Le parti bourgeois clame 400 000 membres à son congrès de 1924. En matière sociale, il se contente de peu, il promet une amélioration du code du travail et une réduction des loyers des terres agricoles. Le PCC est intégré au GMD. Mao fait partie de sa direction qui comporte 3 communistes sur 24 membres. Zhou Enlai (Chou En-lai, 1898-1976) fait partie de l’académie militaire dirigée par Jiang.

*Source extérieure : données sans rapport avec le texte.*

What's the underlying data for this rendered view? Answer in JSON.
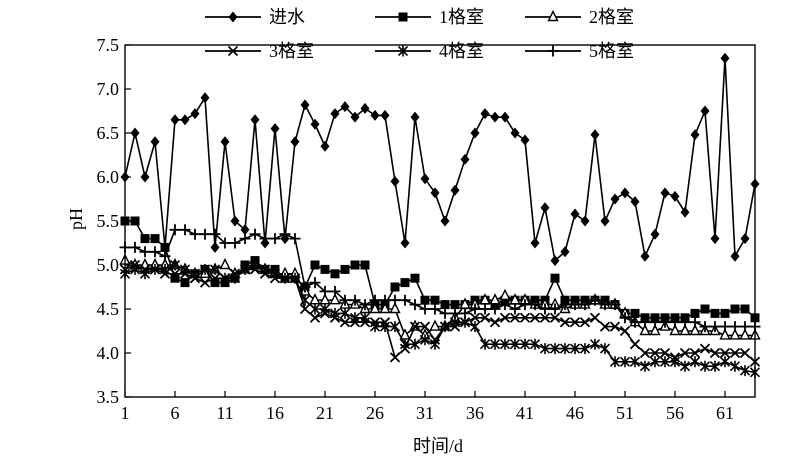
{
  "chart_data": {
    "type": "line",
    "title": "",
    "xlabel": "时间/d",
    "ylabel": "pH",
    "xlim": [
      1,
      64
    ],
    "ylim": [
      3.5,
      7.5
    ],
    "x_ticks": [
      1,
      6,
      11,
      16,
      21,
      26,
      31,
      36,
      41,
      46,
      51,
      56,
      61
    ],
    "y_ticks": [
      "3.5",
      "4.0",
      "4.5",
      "5.0",
      "5.5",
      "6.0",
      "6.5",
      "7.0",
      "7.5"
    ],
    "grid": false,
    "legend_position": "top",
    "x": [
      1,
      2,
      3,
      4,
      5,
      6,
      7,
      8,
      9,
      10,
      11,
      12,
      13,
      14,
      15,
      16,
      17,
      18,
      19,
      20,
      21,
      22,
      23,
      24,
      25,
      26,
      27,
      28,
      29,
      30,
      31,
      32,
      33,
      34,
      35,
      36,
      37,
      38,
      39,
      40,
      41,
      42,
      43,
      44,
      45,
      46,
      47,
      48,
      49,
      50,
      51,
      52,
      53,
      54,
      55,
      56,
      57,
      58,
      59,
      60,
      61,
      62,
      63,
      64
    ],
    "series": [
      {
        "name": "进水",
        "marker": "diamond",
        "values": [
          6.0,
          6.5,
          6.0,
          6.4,
          5.2,
          6.65,
          6.65,
          6.72,
          6.9,
          5.2,
          6.4,
          5.5,
          5.4,
          6.65,
          5.25,
          6.55,
          5.3,
          6.4,
          6.82,
          6.6,
          6.35,
          6.72,
          6.8,
          6.68,
          6.78,
          6.7,
          6.7,
          5.95,
          5.25,
          6.68,
          5.98,
          5.82,
          5.5,
          5.85,
          6.2,
          6.5,
          6.72,
          6.68,
          6.68,
          6.5,
          6.42,
          5.25,
          5.65,
          5.05,
          5.15,
          5.58,
          5.5,
          6.48,
          5.5,
          5.75,
          5.82,
          5.72,
          5.1,
          5.35,
          5.82,
          5.78,
          5.6,
          6.48,
          6.75,
          5.3,
          7.35,
          5.1,
          5.3,
          5.92
        ]
      },
      {
        "name": "1格室",
        "marker": "square",
        "values": [
          5.5,
          5.5,
          5.3,
          5.3,
          5.2,
          4.85,
          4.8,
          4.9,
          4.95,
          4.8,
          4.8,
          4.85,
          5.0,
          5.05,
          4.95,
          4.95,
          4.85,
          4.85,
          4.75,
          5.0,
          4.95,
          4.9,
          4.95,
          5.0,
          5.0,
          4.55,
          4.55,
          4.75,
          4.8,
          4.85,
          4.6,
          4.6,
          4.55,
          4.55,
          4.55,
          4.6,
          4.6,
          4.55,
          4.6,
          4.6,
          4.6,
          4.6,
          4.6,
          4.85,
          4.6,
          4.6,
          4.6,
          4.6,
          4.6,
          4.55,
          4.45,
          4.45,
          4.4,
          4.4,
          4.4,
          4.4,
          4.4,
          4.45,
          4.5,
          4.45,
          4.45,
          4.5,
          4.5,
          4.4
        ]
      },
      {
        "name": "2格室",
        "marker": "triangle",
        "values": [
          5.05,
          5.0,
          5.0,
          5.0,
          5.0,
          5.0,
          4.95,
          4.9,
          4.9,
          4.95,
          5.0,
          4.9,
          4.95,
          5.0,
          4.95,
          4.9,
          4.9,
          4.9,
          4.7,
          4.6,
          4.6,
          4.6,
          4.55,
          4.55,
          4.5,
          4.5,
          4.5,
          4.5,
          4.2,
          4.3,
          4.2,
          4.3,
          4.3,
          4.4,
          4.55,
          4.55,
          4.6,
          4.6,
          4.65,
          4.6,
          4.6,
          4.55,
          4.55,
          4.55,
          4.5,
          4.55,
          4.55,
          4.6,
          4.55,
          4.55,
          4.45,
          4.35,
          4.25,
          4.25,
          4.3,
          4.25,
          4.25,
          4.25,
          4.25,
          4.25,
          4.2,
          4.2,
          4.2,
          4.2
        ]
      },
      {
        "name": "3格室",
        "marker": "x",
        "values": [
          4.95,
          5.0,
          4.95,
          4.95,
          4.9,
          4.9,
          4.9,
          4.85,
          4.8,
          4.85,
          4.85,
          4.9,
          4.95,
          4.95,
          4.9,
          4.85,
          4.85,
          4.85,
          4.5,
          4.4,
          4.45,
          4.4,
          4.35,
          4.35,
          4.35,
          4.35,
          4.35,
          3.95,
          4.05,
          4.3,
          4.3,
          4.15,
          4.3,
          4.3,
          4.35,
          4.4,
          4.4,
          4.35,
          4.4,
          4.4,
          4.4,
          4.4,
          4.4,
          4.4,
          4.35,
          4.35,
          4.35,
          4.4,
          4.3,
          4.3,
          4.25,
          4.1,
          4.0,
          4.0,
          4.0,
          3.95,
          4.0,
          4.0,
          4.05,
          4.0,
          4.0,
          4.0,
          4.0,
          3.9
        ]
      },
      {
        "name": "4格室",
        "marker": "asterisk",
        "values": [
          4.9,
          4.95,
          4.9,
          4.95,
          4.95,
          5.0,
          4.95,
          4.9,
          4.95,
          4.95,
          4.85,
          4.85,
          4.95,
          5.0,
          4.95,
          4.9,
          4.85,
          4.85,
          4.6,
          4.5,
          4.5,
          4.45,
          4.45,
          4.4,
          4.4,
          4.3,
          4.3,
          4.3,
          4.1,
          4.1,
          4.15,
          4.1,
          4.3,
          4.35,
          4.35,
          4.3,
          4.1,
          4.1,
          4.1,
          4.1,
          4.1,
          4.1,
          4.05,
          4.05,
          4.05,
          4.05,
          4.05,
          4.1,
          4.05,
          3.9,
          3.9,
          3.9,
          3.85,
          3.9,
          3.9,
          3.9,
          3.85,
          3.9,
          3.85,
          3.85,
          3.9,
          3.85,
          3.8,
          3.78
        ]
      },
      {
        "name": "5格室",
        "marker": "plus",
        "values": [
          5.2,
          5.2,
          5.15,
          5.15,
          5.1,
          5.4,
          5.4,
          5.35,
          5.35,
          5.35,
          5.25,
          5.25,
          5.3,
          5.35,
          5.3,
          5.3,
          5.35,
          5.3,
          4.75,
          4.8,
          4.7,
          4.7,
          4.6,
          4.6,
          4.55,
          4.6,
          4.6,
          4.6,
          4.6,
          4.55,
          4.5,
          4.5,
          4.45,
          4.45,
          4.45,
          4.5,
          4.5,
          4.5,
          4.55,
          4.5,
          4.55,
          4.55,
          4.5,
          4.5,
          4.55,
          4.55,
          4.55,
          4.6,
          4.55,
          4.55,
          4.4,
          4.35,
          4.35,
          4.35,
          4.35,
          4.35,
          4.35,
          4.35,
          4.3,
          4.3,
          4.3,
          4.3,
          4.3,
          4.3
        ]
      }
    ]
  }
}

La lutte pour la libération de la Chine et l’idéologie de Sun Yat-sen sont une lutte démocratique et une idéologie progressiste, mais bourgeoises. En Chine, nous sommes pour le soutien des communistes au Guomindang, s’ils le poussent vers l’avant. C’est essentiel, mais en même temps, il y a là un danger de dégénérescence. De même, dans tous les pays d’Orient qui forment l’arène de la lutte nationale de libération de l’esclavage colonial. Le prolétariat naissant d’Orient doit s’appuyer sur ce mouvement progressiste ; mais il est absolument évident que dans la période à venir, il y a pour les jeunes marxistes d’Orient, un danger d’être séparé des groupes « Émancipation du Travail » et de se dissoudre dans l’idéologie nationaliste. (Lev Trotsky, « Discours pour le 3e anniversaire de l’Université communiste des peuples d’Orient », 21 avril 1924, site www.marxists.org)

Le fer de lance de la révolution est pourtant la classe ouvrière.

Le 1er mai 1924, à Shanghai, 100 000 ouvriers défilèrent dans les rues ; à Canton, il y eut le double. (Harold Isaacs, La Tragédie de la révolution chinoise, 1938-1961, Gallimard, p. 99)

Son alliée la plus sûre, comme l’avait avancé Marx et Engels après 1848 et comme l’a prouvé la révolution russe de 1917, est la paysannerie exploitée. Les premières associations de paysans voient le jour. La montée révolutionnaire est en cours mais le parti du prolétariat est désorienté.